Na Fazenda do Sertão não havia eletricidade naqueles anos 1960. E eu me lembro bem de que a nossa roupa, naqueles julhos que passávamos lá, era passada a ferro de brasa.
Era um ferro bem pesado, meio feioso e eu, curioso, ficava espiando aquela idosa passando cada peça e, de tempos em tempos, abrindo sua tampa e colocando pequenos cubos de brasa pra coisa não esfriar.
Lamento não me lembrar o nome daquela pessoa idosa, negra, franzina, saia comprida e lenço branco escondendo os cabelos.
Saía fumaça e um cheiro de queimado contaminava o ambiente. Nossas camisas e calças curtas iam sendo empilhadas e eu costumava cheirar para sentir aquele defumado.

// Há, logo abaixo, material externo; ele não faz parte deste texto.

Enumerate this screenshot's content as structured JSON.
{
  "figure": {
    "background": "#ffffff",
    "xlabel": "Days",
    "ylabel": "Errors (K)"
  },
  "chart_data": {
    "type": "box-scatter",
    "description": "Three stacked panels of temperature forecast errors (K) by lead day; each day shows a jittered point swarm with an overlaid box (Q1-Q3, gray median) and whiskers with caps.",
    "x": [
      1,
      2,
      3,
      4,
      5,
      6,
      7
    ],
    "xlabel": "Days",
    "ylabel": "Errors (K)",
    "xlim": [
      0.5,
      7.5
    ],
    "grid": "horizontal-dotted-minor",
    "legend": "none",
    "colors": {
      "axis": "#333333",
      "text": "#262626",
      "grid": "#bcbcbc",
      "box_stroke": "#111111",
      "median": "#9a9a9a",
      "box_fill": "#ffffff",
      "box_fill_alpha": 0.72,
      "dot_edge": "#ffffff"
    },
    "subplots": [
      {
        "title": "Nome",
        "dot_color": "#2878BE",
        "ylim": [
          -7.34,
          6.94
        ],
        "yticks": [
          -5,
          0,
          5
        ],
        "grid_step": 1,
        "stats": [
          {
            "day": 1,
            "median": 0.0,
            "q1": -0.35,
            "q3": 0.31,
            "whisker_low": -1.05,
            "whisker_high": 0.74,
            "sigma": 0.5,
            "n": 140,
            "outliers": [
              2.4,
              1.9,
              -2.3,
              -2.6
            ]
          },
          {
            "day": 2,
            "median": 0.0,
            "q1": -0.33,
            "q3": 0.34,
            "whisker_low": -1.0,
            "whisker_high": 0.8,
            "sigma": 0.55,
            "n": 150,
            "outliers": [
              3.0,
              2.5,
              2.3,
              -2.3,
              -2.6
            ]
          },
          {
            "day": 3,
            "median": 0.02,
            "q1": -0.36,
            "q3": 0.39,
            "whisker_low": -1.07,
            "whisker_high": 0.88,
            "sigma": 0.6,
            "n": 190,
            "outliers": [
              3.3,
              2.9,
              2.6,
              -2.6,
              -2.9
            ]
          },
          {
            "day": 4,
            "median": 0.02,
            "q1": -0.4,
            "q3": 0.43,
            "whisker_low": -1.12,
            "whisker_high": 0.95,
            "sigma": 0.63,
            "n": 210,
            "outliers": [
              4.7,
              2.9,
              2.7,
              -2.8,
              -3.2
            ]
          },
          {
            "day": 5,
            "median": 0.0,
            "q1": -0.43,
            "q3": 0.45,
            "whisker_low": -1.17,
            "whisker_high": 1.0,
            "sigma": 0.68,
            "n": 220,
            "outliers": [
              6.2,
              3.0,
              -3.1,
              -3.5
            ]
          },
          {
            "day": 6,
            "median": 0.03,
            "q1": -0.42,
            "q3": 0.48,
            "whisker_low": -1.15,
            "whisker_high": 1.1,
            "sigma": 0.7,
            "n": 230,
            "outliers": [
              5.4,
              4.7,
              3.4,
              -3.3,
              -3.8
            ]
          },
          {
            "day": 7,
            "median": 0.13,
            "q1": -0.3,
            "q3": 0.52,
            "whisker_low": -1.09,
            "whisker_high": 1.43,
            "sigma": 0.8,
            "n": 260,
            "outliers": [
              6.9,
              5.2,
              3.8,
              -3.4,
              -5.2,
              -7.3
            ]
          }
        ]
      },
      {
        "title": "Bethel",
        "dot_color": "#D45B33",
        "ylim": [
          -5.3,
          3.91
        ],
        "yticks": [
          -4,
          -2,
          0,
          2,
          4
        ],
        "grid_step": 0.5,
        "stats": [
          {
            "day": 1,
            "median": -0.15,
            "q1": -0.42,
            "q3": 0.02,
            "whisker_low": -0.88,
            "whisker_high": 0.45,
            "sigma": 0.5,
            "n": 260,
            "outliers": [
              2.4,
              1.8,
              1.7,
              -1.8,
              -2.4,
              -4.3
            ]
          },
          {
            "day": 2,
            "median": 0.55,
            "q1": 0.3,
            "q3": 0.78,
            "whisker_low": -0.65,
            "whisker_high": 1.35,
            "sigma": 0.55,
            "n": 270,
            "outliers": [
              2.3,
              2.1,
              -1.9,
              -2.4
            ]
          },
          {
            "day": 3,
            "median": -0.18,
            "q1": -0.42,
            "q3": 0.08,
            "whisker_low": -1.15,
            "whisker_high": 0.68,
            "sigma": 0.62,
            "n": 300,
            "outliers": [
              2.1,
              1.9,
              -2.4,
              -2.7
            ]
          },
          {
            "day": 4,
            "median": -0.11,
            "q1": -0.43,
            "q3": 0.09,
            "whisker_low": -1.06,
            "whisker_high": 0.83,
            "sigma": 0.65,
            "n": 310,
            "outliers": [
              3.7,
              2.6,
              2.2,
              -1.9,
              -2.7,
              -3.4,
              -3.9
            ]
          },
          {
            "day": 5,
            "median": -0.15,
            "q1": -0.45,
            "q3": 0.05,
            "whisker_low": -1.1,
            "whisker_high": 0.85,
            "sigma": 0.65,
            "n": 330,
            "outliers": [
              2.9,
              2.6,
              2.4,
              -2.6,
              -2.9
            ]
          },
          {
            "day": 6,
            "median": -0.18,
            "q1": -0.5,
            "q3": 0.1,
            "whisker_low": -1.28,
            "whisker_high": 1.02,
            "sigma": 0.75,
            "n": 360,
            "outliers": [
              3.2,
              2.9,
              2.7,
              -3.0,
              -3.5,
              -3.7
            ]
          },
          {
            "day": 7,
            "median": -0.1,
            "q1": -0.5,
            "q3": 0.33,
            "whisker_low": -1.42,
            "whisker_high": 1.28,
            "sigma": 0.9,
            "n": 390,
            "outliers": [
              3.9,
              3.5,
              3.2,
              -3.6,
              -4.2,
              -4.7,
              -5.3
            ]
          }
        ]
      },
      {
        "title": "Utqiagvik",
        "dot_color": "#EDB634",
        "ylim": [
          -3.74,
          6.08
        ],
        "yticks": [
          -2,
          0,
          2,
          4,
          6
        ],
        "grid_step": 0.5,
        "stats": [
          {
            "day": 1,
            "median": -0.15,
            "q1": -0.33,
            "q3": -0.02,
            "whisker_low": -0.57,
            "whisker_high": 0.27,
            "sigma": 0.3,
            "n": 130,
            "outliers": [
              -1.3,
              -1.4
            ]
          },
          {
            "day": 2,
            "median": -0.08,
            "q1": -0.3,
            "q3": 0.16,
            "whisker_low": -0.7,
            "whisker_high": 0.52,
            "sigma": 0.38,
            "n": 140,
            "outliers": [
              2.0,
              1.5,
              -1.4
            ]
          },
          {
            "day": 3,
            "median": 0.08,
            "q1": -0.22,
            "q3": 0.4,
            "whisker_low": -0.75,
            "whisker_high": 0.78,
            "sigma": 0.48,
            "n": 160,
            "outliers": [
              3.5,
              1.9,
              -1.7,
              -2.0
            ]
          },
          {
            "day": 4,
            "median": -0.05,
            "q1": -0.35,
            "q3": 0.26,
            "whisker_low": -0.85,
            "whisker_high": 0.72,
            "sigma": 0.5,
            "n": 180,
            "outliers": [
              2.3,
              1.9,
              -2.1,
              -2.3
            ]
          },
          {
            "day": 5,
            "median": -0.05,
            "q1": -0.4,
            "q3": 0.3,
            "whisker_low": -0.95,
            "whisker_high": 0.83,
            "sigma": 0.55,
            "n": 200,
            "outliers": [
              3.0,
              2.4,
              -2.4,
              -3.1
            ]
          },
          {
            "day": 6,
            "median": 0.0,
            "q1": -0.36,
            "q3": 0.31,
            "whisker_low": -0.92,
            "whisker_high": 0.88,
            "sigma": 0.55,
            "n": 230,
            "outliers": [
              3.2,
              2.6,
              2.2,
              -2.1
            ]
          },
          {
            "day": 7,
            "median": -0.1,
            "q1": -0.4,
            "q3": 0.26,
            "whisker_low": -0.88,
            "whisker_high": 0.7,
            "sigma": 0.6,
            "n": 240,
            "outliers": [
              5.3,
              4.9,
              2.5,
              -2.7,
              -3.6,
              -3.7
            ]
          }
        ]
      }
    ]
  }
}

Depois, com o progresso, veio o ferro elétrico, que acabou mudando a história e transformando aquele monstrengo a brasa em peça de decoração.
Me lembro que durante muito tempo, na minha casa, ele ficava no chão, segurando a porta para não bater, soprada pelo vento.
Na casa da minha tia, ele ficava na sala, aberto, cheio de flores secas.
Agora, em dois mil e vinte e quatro, essa geração resolveu não mais passar roupa, perder tempo passando peça por peça.
Eu talvez seja o último, mas passo. E gosto de passar. Instalo a mesa na sala e é geralmente no domingo de manhã, espiando o Globo Rural, depois o Esporte Espetacular.
Não gosto de roupa amassada, talvez na memória me venha uma frase da minha mãe, quando eu vestia uma camisa meio troncha:
– Parece que você tirou essa roupa de dentro de uma garrafa!
Meus filhos, todos casados, acho que nem têm ferro em casa. E olha que eu nem percebo se eles andam assim meio amassados.
A única coisa que ainda não faço é mandar consertar o ferro quando ele estraga. Hoje em dia, trocar a resistência fica o preço de um novo.
Como o meu anda meio velhinho, resolvi comprar um novo e fui pesquisar na Internet. Gente, encontrei um ferro elétrico Mondial preto, bonitão, na Amazon, por 67 reais e 89 centavos, o preço de um lanche na Fabrique.
Sessenta e sete e oitenta e nove centavos, francamente tá de graça.